X_train
------------------------------------------------------------------------------------------
| bias | word.lower | word[-3:] | word.isupper | word.isdigit | POS | BOS | EOS |
------------------------------------------------------------------------------------------
0 | 1.0 | headache, | HE, | True | False | NNP | True | False |
1 | 1.0 | mostly | tly | False | False | NNP | False | False |
2 | 1.0 | but | BUT | True | False | NNP | False | False |
...
...
...
y_train
------------
| OBI |
------------
0 | B-ADR |
1 | O |
2 | O |
...
...
...
I'm trying to do Name Entity Recognition (NER) with Decision Tree. My features dataframe and label dataframe look like the above. When I run the following code, it returns ValueError: could not convert string to float: 'headache,'
. Are my data in the proper form (I'm following this tutorial)? Do features have to be float numbers for multiclass-classification by Decision Tree? If so, how should I proceed the OBI labeling, given that most token features, if not all, are either string or Boolean?
import pandas as pd
from sklearn.tree import DecisionTreeClassifier
DT = DecisionTreeClassifier()
DT.fit(X_train, y_train)
---------------------------------------------------------------------------
ValueError Traceback (most recent call last)

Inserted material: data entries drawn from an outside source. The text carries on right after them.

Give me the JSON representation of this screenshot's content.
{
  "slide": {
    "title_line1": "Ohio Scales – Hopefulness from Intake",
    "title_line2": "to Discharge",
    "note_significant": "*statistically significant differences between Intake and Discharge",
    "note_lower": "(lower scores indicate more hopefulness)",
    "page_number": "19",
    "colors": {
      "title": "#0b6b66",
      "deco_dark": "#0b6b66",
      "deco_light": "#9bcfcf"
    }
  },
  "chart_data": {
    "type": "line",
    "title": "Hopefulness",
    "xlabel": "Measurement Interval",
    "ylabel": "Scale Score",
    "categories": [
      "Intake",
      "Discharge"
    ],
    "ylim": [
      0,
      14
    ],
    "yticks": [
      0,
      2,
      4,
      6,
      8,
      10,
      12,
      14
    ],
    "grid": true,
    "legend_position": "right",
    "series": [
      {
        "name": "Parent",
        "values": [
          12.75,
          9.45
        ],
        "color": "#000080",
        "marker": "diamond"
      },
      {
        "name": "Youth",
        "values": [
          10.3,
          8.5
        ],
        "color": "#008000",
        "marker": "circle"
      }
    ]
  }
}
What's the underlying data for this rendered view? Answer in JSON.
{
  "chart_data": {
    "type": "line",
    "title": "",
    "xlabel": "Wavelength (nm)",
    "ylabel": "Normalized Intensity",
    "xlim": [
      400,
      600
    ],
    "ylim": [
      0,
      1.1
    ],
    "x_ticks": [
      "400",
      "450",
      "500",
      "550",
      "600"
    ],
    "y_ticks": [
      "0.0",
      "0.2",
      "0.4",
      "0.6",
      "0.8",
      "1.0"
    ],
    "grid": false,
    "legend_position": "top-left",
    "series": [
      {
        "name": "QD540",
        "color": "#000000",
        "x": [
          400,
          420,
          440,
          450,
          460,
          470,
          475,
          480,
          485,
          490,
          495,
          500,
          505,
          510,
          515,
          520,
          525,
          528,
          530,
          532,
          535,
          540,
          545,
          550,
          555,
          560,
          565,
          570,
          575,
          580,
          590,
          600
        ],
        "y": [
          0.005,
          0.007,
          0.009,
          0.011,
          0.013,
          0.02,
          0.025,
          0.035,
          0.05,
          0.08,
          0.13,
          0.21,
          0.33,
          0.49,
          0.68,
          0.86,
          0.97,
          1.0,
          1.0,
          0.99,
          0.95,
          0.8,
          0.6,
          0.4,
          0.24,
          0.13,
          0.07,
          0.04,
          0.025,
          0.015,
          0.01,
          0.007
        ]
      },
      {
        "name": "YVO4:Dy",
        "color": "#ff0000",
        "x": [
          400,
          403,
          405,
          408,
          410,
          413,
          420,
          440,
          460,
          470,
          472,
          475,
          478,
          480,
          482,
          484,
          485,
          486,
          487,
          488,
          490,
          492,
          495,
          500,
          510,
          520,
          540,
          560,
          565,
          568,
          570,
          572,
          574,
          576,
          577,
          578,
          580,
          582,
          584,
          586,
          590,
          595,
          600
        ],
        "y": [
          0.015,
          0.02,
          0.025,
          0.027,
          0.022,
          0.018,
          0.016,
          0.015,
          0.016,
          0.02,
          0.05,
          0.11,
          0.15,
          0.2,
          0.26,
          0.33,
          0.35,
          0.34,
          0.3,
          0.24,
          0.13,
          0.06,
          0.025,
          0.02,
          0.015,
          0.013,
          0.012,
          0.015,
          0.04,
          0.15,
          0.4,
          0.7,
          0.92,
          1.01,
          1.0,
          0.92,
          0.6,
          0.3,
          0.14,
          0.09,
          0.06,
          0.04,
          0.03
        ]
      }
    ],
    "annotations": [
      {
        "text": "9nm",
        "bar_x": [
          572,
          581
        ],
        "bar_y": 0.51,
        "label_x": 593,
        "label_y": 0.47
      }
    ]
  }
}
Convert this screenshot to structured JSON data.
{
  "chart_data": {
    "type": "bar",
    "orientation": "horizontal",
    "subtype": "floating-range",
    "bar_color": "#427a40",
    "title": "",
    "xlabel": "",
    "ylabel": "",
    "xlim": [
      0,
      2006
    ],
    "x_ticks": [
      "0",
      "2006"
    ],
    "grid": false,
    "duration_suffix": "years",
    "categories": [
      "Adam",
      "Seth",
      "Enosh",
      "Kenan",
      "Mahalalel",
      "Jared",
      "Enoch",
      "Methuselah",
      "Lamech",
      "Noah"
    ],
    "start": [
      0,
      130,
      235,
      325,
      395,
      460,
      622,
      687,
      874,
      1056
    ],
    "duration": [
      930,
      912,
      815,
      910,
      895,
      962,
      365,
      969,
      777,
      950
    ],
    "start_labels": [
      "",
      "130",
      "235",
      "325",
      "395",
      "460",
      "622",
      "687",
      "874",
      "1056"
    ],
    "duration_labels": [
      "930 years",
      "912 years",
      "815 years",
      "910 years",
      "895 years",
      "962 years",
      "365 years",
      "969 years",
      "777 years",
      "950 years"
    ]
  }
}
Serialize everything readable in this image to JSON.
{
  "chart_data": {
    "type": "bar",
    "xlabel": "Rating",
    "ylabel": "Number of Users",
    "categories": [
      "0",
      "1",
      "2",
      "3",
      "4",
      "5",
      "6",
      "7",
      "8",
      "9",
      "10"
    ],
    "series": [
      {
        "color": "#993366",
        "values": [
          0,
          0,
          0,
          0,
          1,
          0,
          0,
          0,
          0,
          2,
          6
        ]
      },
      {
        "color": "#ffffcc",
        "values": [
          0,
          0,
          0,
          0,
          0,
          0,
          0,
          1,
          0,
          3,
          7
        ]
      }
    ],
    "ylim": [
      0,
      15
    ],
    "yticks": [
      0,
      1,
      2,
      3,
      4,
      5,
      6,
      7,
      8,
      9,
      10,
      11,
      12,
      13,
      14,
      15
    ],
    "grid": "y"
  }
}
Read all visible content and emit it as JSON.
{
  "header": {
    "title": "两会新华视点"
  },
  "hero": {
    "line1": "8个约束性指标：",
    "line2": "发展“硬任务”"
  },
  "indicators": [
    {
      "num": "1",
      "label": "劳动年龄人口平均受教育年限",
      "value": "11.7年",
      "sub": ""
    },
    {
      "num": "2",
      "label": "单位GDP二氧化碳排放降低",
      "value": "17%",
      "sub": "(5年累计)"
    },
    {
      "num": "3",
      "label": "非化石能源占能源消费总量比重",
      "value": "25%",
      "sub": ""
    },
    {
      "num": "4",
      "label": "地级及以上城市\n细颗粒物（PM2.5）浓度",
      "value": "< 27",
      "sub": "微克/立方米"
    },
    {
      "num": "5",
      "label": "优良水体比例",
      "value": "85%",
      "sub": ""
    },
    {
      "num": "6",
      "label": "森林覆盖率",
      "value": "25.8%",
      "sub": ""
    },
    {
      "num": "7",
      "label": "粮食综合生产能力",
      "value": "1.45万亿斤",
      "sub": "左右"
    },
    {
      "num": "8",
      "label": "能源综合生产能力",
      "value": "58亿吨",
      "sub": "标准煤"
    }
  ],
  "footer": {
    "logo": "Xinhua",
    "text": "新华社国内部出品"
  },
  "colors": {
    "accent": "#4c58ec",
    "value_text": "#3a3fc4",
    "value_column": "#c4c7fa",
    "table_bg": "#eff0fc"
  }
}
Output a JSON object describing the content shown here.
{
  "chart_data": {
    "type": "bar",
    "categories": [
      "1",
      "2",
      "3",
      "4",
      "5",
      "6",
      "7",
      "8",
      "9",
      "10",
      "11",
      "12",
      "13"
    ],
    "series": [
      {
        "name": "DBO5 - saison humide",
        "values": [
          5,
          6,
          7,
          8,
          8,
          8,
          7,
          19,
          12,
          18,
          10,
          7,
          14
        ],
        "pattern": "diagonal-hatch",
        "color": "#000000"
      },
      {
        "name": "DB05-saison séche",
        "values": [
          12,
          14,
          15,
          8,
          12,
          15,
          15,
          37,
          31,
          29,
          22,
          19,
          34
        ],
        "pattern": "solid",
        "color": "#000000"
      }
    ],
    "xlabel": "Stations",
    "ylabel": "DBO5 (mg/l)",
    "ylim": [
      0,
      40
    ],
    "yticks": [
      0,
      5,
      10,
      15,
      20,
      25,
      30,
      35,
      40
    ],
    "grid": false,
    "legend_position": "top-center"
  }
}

<ipython-input-15-aa02be64ac27> in <module>
1 DT = DecisionTreeClassifier()
----> 2 DT.fit(X_train, y_train)
d:\python\lib\site-packages\sklearn\tree\_classes.py in fit(self, X, y, sample_weight, check_input, X_idx_sorted)
888 """
889
--> 890 super().fit(
891 X, y,
892 sample_weight=sample_weight,
d:\python\lib\site-packages\sklearn\tree\_classes.py in fit(self, X, y, sample_weight, check_input, X_idx_sorted)
154 check_X_params = dict(dtype=DTYPE, accept_sparse="csc")
155 check_y_params = dict(ensure_2d=False, dtype=None)
--> 156 X, y = self._validate_data(X, y,
157 validate_separately=(check_X_params,
158 check_y_params))
d:\python\lib\site-packages\sklearn\base.py in _validate_data(self, X, y, reset, validate_separately, **check_params)
427 # :(
428 check_X_params, check_y_params = validate_separately
--> 429 X = check_array(X, **check_X_params)
430 y = check_array(y, **check_y_params)
431 else:
d:\python\lib\site-packages\sklearn\utils\validation.py in inner_f(*args, **kwargs)
70 FutureWarning)
71 kwargs.update({k: arg for k, arg in zip(sig.parameters, args)})
---> 72 return f(**kwargs)
73 return inner_f
74
d:\python\lib\site-packages\sklearn\utils\validation.py in check_array(array, accept_sparse, accept_large_sparse, dtype, order, copy, force_all_finite, ensure_2d, allow_nd, ensure_min_samples, ensure_min_features, estimator)
596 array = array.astype(dtype, casting="unsafe", copy=False)
597 else:
--> 598 array = np.asarray(array, order=order, dtype=dtype)
599 except ComplexWarning:
600 raise ValueError("Complex data not supported\n"
d:\python\lib\site-packages\numpy\core\_asarray.py in asarray(a, dtype, order)
83
84 """
---> 85 return array(a, dtype, copy=False, order=order)
86
87
ValueError: could not convert string to float: 'headache,'
Yes, they need to be numeric (not necessarily float). So if you have 4 distinct text labels in a column then you need to convert this to 4 numbers. To do this, use sklearn's labelencoder. If your data is in a pandas dataframe df
,
from sklearn import preprocessing
from collections import defaultdict
# select text columns
cat_cols = df.select_dtypes(include='object').columns
# this is a way to apply label_encoder to all category cols at once, returning a label encoder per categorical column, in a dict d
d = defaultdict(preprocessing.LabelEncoder)
# transform all text columns to numbers
df[cat_cols] = df[cat_cols].apply(lambda x: d[x.name].fit_transform(x.astype(str)))
Once you have converted all columns to numbers, you may also wish to "one-hot" encode. Do this for categorical and boolean columns (here I've shown it for your categorical columns only).
# you should probably also one-hot the categorical columns
df = pd.get_dummies(df, columns=cat_cols)
You can retrieve the names of the values from the label encoder afterwards using the dict d
of label encoders.
d[col_name].inverse_transform(value)
This tutorial is particularly useful for understanding these concepts.